Glee is very firmly within the musical tradition. It’s updated, not just in the song choice and the dance moves but in the “bite me” extremes of its self-referentiality and its openly gay, jewish icon loving sub plots. But its one constant theme, that singing and dancing make everything better, is totally old school so the whiteness of all its major characters matters. It always matters but in this genre it matters particularly.

It’s clever. In Touchdown it skewers the voice of the great white ally by giving it to Sue Sylvester. It also wears its heart in the musical numbers. Hate on Me had a bricolaged exuberance that almost makes up for the way Amber doesn’t generally get to be Beyonce, only to point out that she doesn’t, in the main storyline.

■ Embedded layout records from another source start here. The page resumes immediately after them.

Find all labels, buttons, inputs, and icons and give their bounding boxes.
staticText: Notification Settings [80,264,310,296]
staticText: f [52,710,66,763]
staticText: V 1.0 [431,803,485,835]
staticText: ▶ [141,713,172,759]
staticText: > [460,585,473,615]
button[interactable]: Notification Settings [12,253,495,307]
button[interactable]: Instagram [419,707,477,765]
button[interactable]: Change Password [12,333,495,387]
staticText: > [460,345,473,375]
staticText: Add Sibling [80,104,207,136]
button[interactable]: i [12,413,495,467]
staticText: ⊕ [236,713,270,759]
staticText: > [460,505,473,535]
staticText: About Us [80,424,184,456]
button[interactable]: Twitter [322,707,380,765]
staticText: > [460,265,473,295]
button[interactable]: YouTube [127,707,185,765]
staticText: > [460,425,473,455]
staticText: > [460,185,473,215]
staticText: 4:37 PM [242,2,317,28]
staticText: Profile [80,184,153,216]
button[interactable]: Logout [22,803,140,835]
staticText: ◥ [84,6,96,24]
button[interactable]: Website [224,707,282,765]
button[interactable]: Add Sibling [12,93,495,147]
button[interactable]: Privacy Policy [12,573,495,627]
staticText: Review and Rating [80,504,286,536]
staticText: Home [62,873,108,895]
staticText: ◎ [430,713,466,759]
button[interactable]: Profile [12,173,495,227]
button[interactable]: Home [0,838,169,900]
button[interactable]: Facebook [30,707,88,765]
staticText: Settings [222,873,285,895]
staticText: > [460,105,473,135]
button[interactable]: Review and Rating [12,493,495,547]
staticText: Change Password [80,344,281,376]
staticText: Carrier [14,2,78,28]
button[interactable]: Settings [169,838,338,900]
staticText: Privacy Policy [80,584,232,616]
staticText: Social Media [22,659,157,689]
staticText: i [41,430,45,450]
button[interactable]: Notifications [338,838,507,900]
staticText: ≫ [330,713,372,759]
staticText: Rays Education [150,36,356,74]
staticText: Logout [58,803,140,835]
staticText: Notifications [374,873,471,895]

And I’m in it for the dancing more than the singing so wasn’t so bothered by Rachel and Finn getting to be vocal leads in the final number because it was choreographed as an ensemble - the choreography is possibly the most inclusive aspect of the show. More uneasy-making was Mash-Up mashing up hip-hop and Matt Morrision. He’s good, he’s learned the moves, it wasn’t quite the dog walking on its hind legs phenomenon it could have been. More like when Baryishnikov had an obsession with trying to do tap routine homages, sort of technically correct but all the wrong shape, the wrong intonation.

I’m white, this is probably as much as I should say on the issue. On another issue though I’ve moved from being nervous about Glee’s treatment of female characters into pretty much hell yeah territory and it’s mostly down to Jane Lynch with some help from Rachel. The women on this show are a little extreme. But they know it, they know what they want and they go out and get it. When it comes down to it I’m a bad, bad feminist because, as long as it’s funny, I don’t care so much about being othered if it means other people are scared of me. It’s a thing.